YK: The problem I see is that they've...(something) I wouldn't be surprised if such broken parsers actually existed.

DD: I second that lone surrogates do cause problems in real life. Chrome has 3-4 JSON parsers — some only operate on Unicode. We had bugs where it was not safe to pass through. Would be great if default did not produce problematic output.

MSL: I've seen systems that produce this, things that transcode, trim strings at 40 "characters", and end up breaking up a surrogate pair, etc.

CM: As custodian of JSON, I endorse this proposal. The edge case concerns are not a worry, because they happen as a result of lazy/sloppy code (non-compliant parsers).

DE: I like how well-written this proposal is.

JRL: To confirm, this is only escaping on Lone Surrogates, not surrogate pairs right?

MB: Yes. Also, Allen suggested possibly adding an options bag to JSON.stringify to opt-in to this behavior, but I'm really hoping we can just fix this by default.

(general agreement)

WH: Are there any issues with U+FFFE and U+FFFF? I suspect the answer is no, but just want to double-check.

MB: No, at least not the issues we've talked about. These code points can be represented in UTF-8 just fine.

YK: I am enthusiastic but worried about our enthusiasm resulting in overly speedy proposal advancement. Verifying Django and Express do roughly what we expect would make me feel better.

MB: To confirm, you mean their JSON.parse equivalent?

YK: Yes.

API: I think I found one JSON parser with this issue — it parses \uXXXX escapes and throws for lone surrogates.

MB: That sounds like a different issue, which may not even be an issue. That parser seems to support escape sequences. There are valid use cases for not accepting inputs containing lone surrogates, which is totally fine. It depends on the use case.

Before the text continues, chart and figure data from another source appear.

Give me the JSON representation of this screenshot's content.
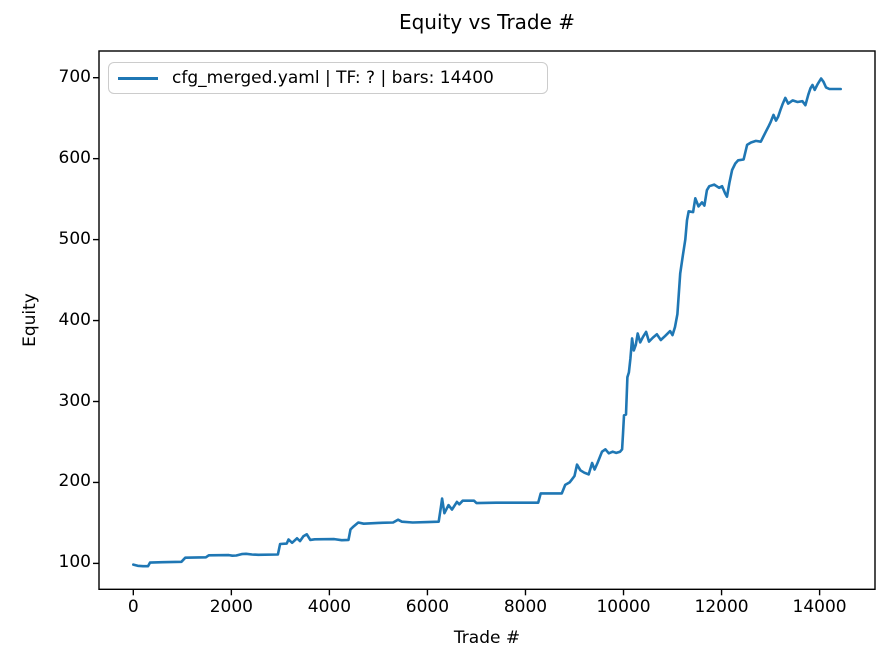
{
  "chart_data": {
    "type": "line",
    "title": "Equity vs Trade #",
    "xlabel": "Trade #",
    "ylabel": "Equity",
    "grid": false,
    "legend": {
      "position": "upper left",
      "entries": [
        {
          "label": "cfg_merged.yaml | TF: ? | bars: 14400",
          "color": "#1f77b4"
        }
      ]
    },
    "xlim": [
      -700,
      15130
    ],
    "ylim": [
      68,
      733
    ],
    "xticks": [
      0,
      2000,
      4000,
      6000,
      8000,
      10000,
      12000,
      14000
    ],
    "yticks": [
      100,
      200,
      300,
      400,
      500,
      600,
      700
    ],
    "colors": {
      "line": "#1f77b4",
      "spine": "#000000",
      "legend_border": "#cccccc"
    },
    "series": [
      {
        "name": "cfg_merged.yaml | TF: ? | bars: 14400",
        "color": "#1f77b4",
        "x": [
          0,
          90,
          200,
          300,
          340,
          600,
          980,
          1060,
          1480,
          1540,
          1950,
          2020,
          2100,
          2210,
          2300,
          2420,
          2550,
          2950,
          2995,
          3130,
          3165,
          3240,
          3340,
          3400,
          3470,
          3540,
          3610,
          3700,
          4100,
          4250,
          4390,
          4430,
          4490,
          4590,
          4700,
          5000,
          5300,
          5400,
          5480,
          5700,
          6000,
          6230,
          6280,
          6300,
          6345,
          6430,
          6500,
          6600,
          6650,
          6720,
          6950,
          7000,
          7400,
          8260,
          8310,
          8740,
          8810,
          8900,
          8950,
          9000,
          9050,
          9120,
          9200,
          9290,
          9360,
          9410,
          9470,
          9560,
          9630,
          9700,
          9780,
          9850,
          9930,
          9970,
          9990,
          10010,
          10050,
          10080,
          10110,
          10140,
          10175,
          10210,
          10250,
          10290,
          10340,
          10400,
          10460,
          10520,
          10600,
          10680,
          10760,
          10850,
          10950,
          11000,
          11050,
          11100,
          11157,
          11210,
          11260,
          11295,
          11330,
          11420,
          11465,
          11530,
          11600,
          11650,
          11700,
          11750,
          11850,
          11950,
          12010,
          12075,
          12110,
          12160,
          12215,
          12280,
          12340,
          12450,
          12520,
          12600,
          12700,
          12800,
          12900,
          12960,
          13000,
          13060,
          13110,
          13155,
          13200,
          13250,
          13300,
          13360,
          13450,
          13550,
          13650,
          13710,
          13770,
          13815,
          13855,
          13900,
          13960,
          14030,
          14080,
          14130,
          14200,
          14430
        ],
        "y": [
          98.5,
          97,
          96.5,
          96.5,
          101,
          101.5,
          102,
          107,
          107.5,
          110,
          110.3,
          109.5,
          109.8,
          111.5,
          111.8,
          111,
          110.6,
          111,
          124,
          124.5,
          129.5,
          125.5,
          131,
          127.5,
          133.5,
          136,
          129,
          129.8,
          130,
          128.6,
          129,
          142,
          145.5,
          150.5,
          149,
          150,
          150.5,
          154,
          151.5,
          150.5,
          151,
          151.5,
          172,
          180,
          162,
          172,
          166.5,
          176,
          173,
          177.5,
          177.5,
          174.5,
          175,
          175,
          186.5,
          186.5,
          197,
          200,
          204,
          208,
          222,
          215,
          212,
          210,
          224,
          216,
          224,
          238,
          241,
          236,
          238,
          236.5,
          238,
          241,
          260,
          283,
          284,
          330,
          336,
          353,
          378,
          363,
          370,
          384,
          373,
          380,
          386,
          374,
          379,
          383,
          376,
          381,
          387,
          382,
          392,
          408,
          458,
          480,
          500,
          524,
          535,
          534,
          551,
          541,
          546,
          542,
          561,
          566,
          568,
          564,
          566,
          557,
          553,
          570,
          586,
          594,
          598,
          599,
          617,
          620,
          622,
          621,
          633,
          640,
          645,
          654,
          647,
          652,
          660,
          668,
          675,
          668,
          672,
          670,
          671,
          666,
          679,
          687,
          691,
          685,
          692,
          699,
          695,
          688,
          686,
          686
        ]
      }
    ]
  }
}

JRL: Does it also throw if it contains an unencoded lone surrogate? As in, does it behave differently if than the encoded case?

API: Not sure; I only just found this code.

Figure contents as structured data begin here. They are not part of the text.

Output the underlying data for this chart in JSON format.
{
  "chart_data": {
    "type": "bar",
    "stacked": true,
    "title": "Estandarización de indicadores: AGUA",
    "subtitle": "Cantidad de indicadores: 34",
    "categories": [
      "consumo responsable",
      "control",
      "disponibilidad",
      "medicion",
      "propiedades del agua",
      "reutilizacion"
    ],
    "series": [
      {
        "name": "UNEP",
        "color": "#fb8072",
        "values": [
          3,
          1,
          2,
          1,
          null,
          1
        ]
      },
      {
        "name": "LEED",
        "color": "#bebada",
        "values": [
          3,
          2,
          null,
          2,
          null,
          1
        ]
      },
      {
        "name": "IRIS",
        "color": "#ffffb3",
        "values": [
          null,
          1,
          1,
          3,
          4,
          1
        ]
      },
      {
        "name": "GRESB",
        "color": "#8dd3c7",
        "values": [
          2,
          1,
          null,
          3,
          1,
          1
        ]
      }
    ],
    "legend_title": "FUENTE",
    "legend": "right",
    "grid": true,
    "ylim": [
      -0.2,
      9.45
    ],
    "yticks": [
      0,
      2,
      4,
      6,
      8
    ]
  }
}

MB: Please post a follow-up on the repo so we can look into it.

API: (after the meeting) https://github.com/gibson042/ECMA-262-proposal-well-formed-stringify/issues/5

Conclusion/Resolution

Revisiting String.prototype.matchAll

(Jordan Harband)

JHD: I've spoken with Dan, and all the issues have been resolved.

DE: I was also confused by the original review.

JHD: I removed the problematic statement.